John Delaney, the Potomac financier running for the Democratic nomination in Maryland's 6th Congressional District, is worth between $51.8 million and $232 million, which would make him the 9th most wealthy member of Congress if elected, according to a financial disclosure statement released by his campaign Friday.
Delaney, who runs a Chevy Chase bank called CapitalSource, also drew more than $1 million in earned income last year, according to the form, which he is required to file with the Clerk of the House of Representatives next week.
Delaney's largest assets appear to be in stock he owns in CapitalSource itself, which amounts to between $10 million and $50 million. Other large assets owned by him and his wife include a Wells Fargo cash and money market account and stock in Bethesda-based Congressional Bancshares, each valued at between $5 million and $25 million.
Candidates for Congress are required to disclose their assets in broad ranges. Delaney lists one liability, an investment loan, valued between $1 million and $5 million.
Using the lower value of the ranges -- and taking his single liability into account -- Delaney would rank 9th in overall wealth among the 535 members of Congress, according to an analysis of lawmakers by the Capitol Hill publication Roll Call. He would fall between Sen. Richard Blumenthal, a Connecticut Democrat worth $52.9 million and California Democrat Sen. Dianne Feinstein, worth $45.2 million.
He would be the fourth-most wealthy member of the House of Representatives.
"John Delaney is from a working class family and was able to go to college because of a scholarship from his father's union.
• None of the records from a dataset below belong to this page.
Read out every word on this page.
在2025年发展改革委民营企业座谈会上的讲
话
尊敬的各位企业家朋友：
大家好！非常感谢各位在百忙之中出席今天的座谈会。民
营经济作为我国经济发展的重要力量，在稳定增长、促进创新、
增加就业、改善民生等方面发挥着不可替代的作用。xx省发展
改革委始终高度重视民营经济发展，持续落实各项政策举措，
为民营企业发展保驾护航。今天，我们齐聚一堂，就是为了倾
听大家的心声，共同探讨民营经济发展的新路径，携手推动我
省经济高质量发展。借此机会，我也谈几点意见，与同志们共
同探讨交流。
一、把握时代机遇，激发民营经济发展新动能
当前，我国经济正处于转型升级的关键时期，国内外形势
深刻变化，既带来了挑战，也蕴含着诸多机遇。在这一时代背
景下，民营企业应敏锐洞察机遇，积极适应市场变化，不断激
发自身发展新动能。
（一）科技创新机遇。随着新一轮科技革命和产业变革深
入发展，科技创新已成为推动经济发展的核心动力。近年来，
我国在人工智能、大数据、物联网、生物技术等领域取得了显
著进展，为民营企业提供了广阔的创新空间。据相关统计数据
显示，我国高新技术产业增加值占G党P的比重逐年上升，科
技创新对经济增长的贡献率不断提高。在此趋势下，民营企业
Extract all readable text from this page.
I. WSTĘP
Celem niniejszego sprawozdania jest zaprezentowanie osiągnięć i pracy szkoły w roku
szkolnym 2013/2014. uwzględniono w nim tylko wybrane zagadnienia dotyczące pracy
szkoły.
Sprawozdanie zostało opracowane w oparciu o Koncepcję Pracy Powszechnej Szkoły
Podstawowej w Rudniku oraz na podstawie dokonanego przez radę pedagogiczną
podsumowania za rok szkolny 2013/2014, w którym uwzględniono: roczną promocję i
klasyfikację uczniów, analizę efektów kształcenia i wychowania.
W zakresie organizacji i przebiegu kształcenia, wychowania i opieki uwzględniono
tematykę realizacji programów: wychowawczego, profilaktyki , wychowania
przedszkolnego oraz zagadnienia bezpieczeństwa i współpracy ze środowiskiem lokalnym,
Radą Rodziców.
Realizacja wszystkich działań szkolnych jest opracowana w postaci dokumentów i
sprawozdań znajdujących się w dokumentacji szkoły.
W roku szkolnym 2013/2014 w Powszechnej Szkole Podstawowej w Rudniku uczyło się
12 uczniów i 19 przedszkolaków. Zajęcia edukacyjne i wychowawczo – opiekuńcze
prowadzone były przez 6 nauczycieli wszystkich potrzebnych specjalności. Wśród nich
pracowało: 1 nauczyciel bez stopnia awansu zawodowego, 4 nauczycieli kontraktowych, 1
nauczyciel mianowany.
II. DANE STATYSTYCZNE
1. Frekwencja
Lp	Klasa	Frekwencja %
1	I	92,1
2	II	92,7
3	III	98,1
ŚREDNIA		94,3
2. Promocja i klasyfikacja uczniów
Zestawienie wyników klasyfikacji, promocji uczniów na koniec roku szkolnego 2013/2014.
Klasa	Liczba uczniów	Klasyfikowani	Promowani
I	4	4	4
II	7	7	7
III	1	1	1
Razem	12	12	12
He is a self-made progressive businessman who has been blessed with success," campaign manager Justin Schall said in a statement when asked if Delaney's wealth would be a liability in the race.
"John has always felt a duty to give back to his community and now he wants to serve the public in Congress," Schall said. "Why would anyone hold that against him?"
The disclosure is a significant one for Delaney, a longtime businessman who is making his first run for political office in the competitive 6th District. His leading opponent for the Democratic nomination, Sen. Rob Garagiola, released his tax returns in January and challenged Delaney to do the same -- a challenge Delaney has declined to answer directly.
Delaney instead provided a summary of his tax returns to The Washington Post.
The Garagiola campaign has sought to undercut the blue-collar, everyman persona Delaney has presented to voters. In recent television advertisements Delaney has repeatedly noted his labor union roots and frequently blasts "big Wall Street banks."